Em 2014, a Suprema Corte completou o “serviço”, eliminando o limite para contribuições individuais, uma benção para a turma do dinheiro e seu projeto de colocar a democracia a serviço do mercado financeiro.

Agora, o Tribunal Superior Eleitoral publicou resolução permitindo que candidatos se autofinanciem até o limite, no Brasil.

Ou seja, um milionário poderá gastar até R$ 2,5 milhões de seu próprio bolso para se eleger deputado federal.

É preciso lembrar que João Doria, por exemplo, candidato a prefeito de São Paulo, autofinanciou mais de 35% de sua própria campanha, R$ 4,4 milhões.

Se fosse candidato a presidente, poderia injetar até R$ 70 milhões (a fortuna declarada de Doria é de R$ 180 milhões).

Doria é um lobista profissional que ocupa cargo público e sua fortuna foi construída assim: apresentando ricos aos mais ricos, banqueiros àqueles que os representariam no poder.

Mas, ele não será o único beneficiado.

Na verdade, o que o TSE fez foi liberar o caminho para que o dinheiro de caixa dois, escondido por aí, financie a campanha de milionários.

Porque um milionário brasileiro jamais vai colocar tudo do próprio bolso para se eleger. Lembrem-se, mesmo Doria, com patrimônio declarado de R$ 180 mi, colocou “apenas” R$ 4,4 milhões de seu próprio dinheiro para ocupar o trampolim da prefeitura paulistana.
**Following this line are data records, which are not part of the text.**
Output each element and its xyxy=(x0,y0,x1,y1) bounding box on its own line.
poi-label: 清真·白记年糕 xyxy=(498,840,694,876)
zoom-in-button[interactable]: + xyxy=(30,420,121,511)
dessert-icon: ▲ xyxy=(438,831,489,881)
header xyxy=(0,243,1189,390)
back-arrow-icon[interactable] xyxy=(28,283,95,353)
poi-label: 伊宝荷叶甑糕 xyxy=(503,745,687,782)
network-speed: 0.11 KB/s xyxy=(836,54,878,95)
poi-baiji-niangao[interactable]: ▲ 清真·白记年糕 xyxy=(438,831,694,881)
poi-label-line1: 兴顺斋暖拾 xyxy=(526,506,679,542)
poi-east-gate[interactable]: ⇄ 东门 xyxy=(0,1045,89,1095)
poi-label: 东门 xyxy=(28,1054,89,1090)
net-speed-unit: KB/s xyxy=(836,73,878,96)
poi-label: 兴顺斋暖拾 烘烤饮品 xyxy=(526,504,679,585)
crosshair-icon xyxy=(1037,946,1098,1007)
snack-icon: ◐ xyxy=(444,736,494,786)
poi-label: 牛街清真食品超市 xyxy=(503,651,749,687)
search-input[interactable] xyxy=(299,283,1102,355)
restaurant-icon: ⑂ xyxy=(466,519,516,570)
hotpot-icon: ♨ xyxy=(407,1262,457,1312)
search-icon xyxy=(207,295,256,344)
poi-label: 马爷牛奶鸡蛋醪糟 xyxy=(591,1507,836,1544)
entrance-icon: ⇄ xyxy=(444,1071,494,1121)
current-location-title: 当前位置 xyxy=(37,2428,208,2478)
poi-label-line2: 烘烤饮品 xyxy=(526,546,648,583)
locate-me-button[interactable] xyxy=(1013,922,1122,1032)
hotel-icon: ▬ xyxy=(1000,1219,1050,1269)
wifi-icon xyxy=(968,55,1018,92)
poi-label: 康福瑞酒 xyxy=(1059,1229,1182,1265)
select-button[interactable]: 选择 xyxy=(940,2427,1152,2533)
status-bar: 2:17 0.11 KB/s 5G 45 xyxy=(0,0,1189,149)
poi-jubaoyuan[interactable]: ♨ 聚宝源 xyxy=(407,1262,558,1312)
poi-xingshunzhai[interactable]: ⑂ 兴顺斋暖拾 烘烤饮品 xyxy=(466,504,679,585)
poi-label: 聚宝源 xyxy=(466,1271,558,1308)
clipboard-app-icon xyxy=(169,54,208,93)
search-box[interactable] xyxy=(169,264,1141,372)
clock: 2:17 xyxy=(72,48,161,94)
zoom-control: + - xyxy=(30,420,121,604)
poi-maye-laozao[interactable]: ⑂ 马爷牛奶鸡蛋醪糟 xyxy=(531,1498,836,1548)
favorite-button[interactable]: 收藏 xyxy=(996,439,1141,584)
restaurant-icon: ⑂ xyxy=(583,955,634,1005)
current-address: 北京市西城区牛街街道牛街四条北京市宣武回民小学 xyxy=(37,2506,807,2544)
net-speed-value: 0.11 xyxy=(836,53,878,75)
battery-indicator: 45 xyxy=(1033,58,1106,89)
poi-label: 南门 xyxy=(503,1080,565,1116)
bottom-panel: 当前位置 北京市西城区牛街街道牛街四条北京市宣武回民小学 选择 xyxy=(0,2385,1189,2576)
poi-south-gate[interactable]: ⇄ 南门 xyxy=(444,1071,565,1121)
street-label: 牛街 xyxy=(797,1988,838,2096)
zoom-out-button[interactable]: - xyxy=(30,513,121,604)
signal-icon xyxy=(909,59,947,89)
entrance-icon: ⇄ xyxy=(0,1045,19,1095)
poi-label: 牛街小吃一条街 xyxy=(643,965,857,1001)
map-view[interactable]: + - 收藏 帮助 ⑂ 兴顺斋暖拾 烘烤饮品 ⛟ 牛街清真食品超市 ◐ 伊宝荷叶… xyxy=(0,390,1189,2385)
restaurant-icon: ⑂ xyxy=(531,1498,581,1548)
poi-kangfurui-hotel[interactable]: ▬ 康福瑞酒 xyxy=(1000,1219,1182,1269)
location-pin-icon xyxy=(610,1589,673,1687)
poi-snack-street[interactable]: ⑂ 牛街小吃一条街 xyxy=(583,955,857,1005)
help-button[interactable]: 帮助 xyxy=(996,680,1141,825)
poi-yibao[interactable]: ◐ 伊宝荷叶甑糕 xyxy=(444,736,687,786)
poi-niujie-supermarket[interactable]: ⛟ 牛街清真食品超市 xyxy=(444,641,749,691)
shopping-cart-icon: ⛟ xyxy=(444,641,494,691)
Bem menos que os R$ 44 milhões que ele pegou a juros privilegiados do BNDES para comprar seu jatinho.

Os super-ricos brasileiros tem mais de R$ 1 trilhão escondidos no Exterior, segundo um estudo encomendado pela Tax Justice Network, que combate os paraísos fiscais.

Podem ter certeza de que uma fatia desta fortuna, pequena que seja, vai tornar o Congresso brasileiro ainda mais conservador em 2018, substituindo plenamente o dinheiro que as empresas estão impedidas de “investir”  na política.

Se o TSE não revisar a decisão até 5 de março, liberou geral.